Their only hope of improving their life is to migrate

imaround Wed 12-Oct-22 02:00:14

What a rude post paddyann54

paddyann54 Wed 12-Oct-22 01:40:09

Message deleted by Gransnet. Here's a link to our Talk guidelines.

nanna8 Wed 12-Oct-22 01:13:49

Same in Australia. No one wants to be a GP anymore because they don’t pay that well and so there is a huge shortage, especially in rural areas. No incentives whatsoever they just have a huge workload. My grandson, when asked if he would look at being a GP just said, ‘no way’. He is completing his medical degree as a post graduate medical scientist. Too much stress, too much work, not enough pay.

CanadianGran Wed 12-Oct-22 00:48:03

Same here; I think more than half of the doctors in our town are from South Africa. Our neighbour is one, and he lured a few of his classmates here as well.
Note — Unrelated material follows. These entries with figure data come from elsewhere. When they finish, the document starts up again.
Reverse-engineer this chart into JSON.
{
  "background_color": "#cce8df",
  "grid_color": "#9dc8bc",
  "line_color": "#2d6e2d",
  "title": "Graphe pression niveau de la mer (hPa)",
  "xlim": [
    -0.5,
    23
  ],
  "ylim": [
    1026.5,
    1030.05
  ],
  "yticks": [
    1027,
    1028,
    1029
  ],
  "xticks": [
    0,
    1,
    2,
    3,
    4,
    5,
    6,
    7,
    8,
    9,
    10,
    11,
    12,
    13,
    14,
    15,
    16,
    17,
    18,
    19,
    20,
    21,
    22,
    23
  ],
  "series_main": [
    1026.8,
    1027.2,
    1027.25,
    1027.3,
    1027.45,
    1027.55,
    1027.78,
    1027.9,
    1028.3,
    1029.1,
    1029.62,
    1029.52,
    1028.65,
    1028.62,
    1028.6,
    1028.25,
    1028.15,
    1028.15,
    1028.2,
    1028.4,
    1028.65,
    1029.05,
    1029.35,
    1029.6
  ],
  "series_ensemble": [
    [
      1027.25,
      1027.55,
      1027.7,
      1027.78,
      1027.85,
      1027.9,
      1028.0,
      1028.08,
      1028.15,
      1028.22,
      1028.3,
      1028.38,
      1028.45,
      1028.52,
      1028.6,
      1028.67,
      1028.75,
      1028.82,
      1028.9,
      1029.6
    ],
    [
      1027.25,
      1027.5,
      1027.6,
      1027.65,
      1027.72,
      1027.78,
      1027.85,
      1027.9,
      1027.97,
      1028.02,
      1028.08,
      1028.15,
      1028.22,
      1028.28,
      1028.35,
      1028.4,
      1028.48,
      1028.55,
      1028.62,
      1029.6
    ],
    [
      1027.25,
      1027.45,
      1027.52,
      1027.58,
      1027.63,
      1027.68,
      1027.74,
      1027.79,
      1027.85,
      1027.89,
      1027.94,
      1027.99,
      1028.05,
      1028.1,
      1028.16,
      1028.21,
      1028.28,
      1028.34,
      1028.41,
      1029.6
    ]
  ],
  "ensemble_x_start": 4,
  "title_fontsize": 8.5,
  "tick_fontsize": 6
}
Good on him.

We cannot train health care professionals quickly enough; there are not enough spaces at the schools. The thing is, we all knew this was coming 20 years ago. The large demographic of the post war baby boom is obvious from census records, and everyone knew when they started hitting 50 and older that there would be more health care needed. The wait list for students to get into nursing school is over 2 years here, and other professionals and technicians have the same issues. So there are young people that want to train, but there is not the capacity.

It's all poor planning from government and universities, so now they are recruiting from anywhere possible.

SueDonim Tue 11-Oct-22 22:01:02

It seems that lots of these recruited doctors work in the private sector, not the NHS, according to this article. www.bbc.co.uk/news/uk-63141929

It’s very difficult to train more doctors in the UK because there aren’t enough clinical placements in hospitals for them to learn practical skills and later on, there aren’t enough post-grad training places or consultant jobs for career progression.

My dd has to all intents left the NHS because of the punishing and unsafe workload of junior doctors. She is now self-employed, locumming for the NHS, and working 42 hrs a week instead of the 72+ hours she had been working.

Casdon Tue 11-Oct-22 21:25:29

Most importantly, we need to make remaining in medicine an attractive option for those who have trained in the UK, because so many don’t, for a variety of reasons, remain in the UK health systems. There’s a brain drain.